Clinic Profile: University of Alaska Anchorage
Suzanne Womack Strisik, Ph.D.
The Psychological Services Center (PSC) is like Alaska in the sense that a lot of territory is essentially covered by a handful of people. In Alaska, the proverbial chief, cook, and bottle washer is at the helm of many systems. Beginning my job as Director of the PSC and a tenure-track Assistant Professor of Psychology in 2000 was very energizing and challenging. I had recently graduated from Georgia State University and was ready to jump into being a psychologist and teacher, even though I felt a little out of my league as a clinic director. During a rough week when I can't seem to keep up with the "chief" duties, it's nice to know I can do something simple and not too grueling in the bottle-washer category, like emptying a waste-basket.

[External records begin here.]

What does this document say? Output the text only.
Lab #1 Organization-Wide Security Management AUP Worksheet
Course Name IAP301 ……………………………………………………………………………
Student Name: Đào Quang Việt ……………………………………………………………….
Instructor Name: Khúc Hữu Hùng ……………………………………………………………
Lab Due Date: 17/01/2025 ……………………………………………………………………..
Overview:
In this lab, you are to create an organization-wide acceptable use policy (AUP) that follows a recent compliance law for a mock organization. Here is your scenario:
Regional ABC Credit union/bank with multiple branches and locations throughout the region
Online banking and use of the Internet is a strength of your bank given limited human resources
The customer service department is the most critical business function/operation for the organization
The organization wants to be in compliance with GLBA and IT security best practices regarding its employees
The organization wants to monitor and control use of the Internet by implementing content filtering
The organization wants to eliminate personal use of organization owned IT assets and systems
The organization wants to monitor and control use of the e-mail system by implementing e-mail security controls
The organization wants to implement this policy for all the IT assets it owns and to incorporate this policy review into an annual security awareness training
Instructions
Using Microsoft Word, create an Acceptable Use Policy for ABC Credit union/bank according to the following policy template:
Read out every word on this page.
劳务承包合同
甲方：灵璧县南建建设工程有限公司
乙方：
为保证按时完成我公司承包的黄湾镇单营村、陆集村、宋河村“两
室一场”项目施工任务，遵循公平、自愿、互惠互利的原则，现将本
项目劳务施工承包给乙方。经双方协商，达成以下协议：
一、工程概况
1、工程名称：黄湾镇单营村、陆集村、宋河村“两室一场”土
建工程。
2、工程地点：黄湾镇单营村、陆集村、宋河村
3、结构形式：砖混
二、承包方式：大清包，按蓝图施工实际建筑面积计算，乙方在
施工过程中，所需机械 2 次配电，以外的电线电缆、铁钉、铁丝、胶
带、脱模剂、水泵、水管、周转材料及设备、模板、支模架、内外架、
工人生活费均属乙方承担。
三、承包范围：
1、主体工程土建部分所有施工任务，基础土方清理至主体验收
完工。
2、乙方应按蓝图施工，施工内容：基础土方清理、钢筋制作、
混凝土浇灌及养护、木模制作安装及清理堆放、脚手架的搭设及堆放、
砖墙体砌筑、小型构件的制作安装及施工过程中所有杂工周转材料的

Over the six years that I've been at UAA in the Department of Psychology, I've worked with an administrative secretary who has 50% of her workload assignment in the center and acts as receptionist, answering the telephone, compiling reports of client attendance and payment activity, and reconciling our annual budget. That is of enormous help to me. I also select a graduate student once a year to be a teaching assistant in the fall and spring semesters who performs small office tasks, audits client files, manages our client wait list, and keeps the equipment running. I have an unusual workload: 75% (30 hours per week) for 12 months rather than 100% for nine months. I have to work to keep my weekly hours down to 30, and I don't get summers off. The PSC directorship counts as service, and I don't have research in my workload, which feels a little disjointed. I'll be going up for tenure this year, and we'll see how others evaluate my strange workload.
Our challenges in the PSC are finding good referral sources, being relevant and helpful to culturally complex clients, integrating research activities into daily operations, and keeping our center and its equipment from falling apart. Our clients are students who want long-term therapy. The Health and Counseling Center on campus offers brief therapy and medication management. People in the Anchorage area who have fallen through the cracks of the system are referred to us: those who don't have a large disposable income or health insurance or who don't qualify for services (e.g., don't have Medicaid) at our terribly overburdened community mental health agency. We offer individual therapy and some limited child, family, and couple therapyÑall on a sliding scale.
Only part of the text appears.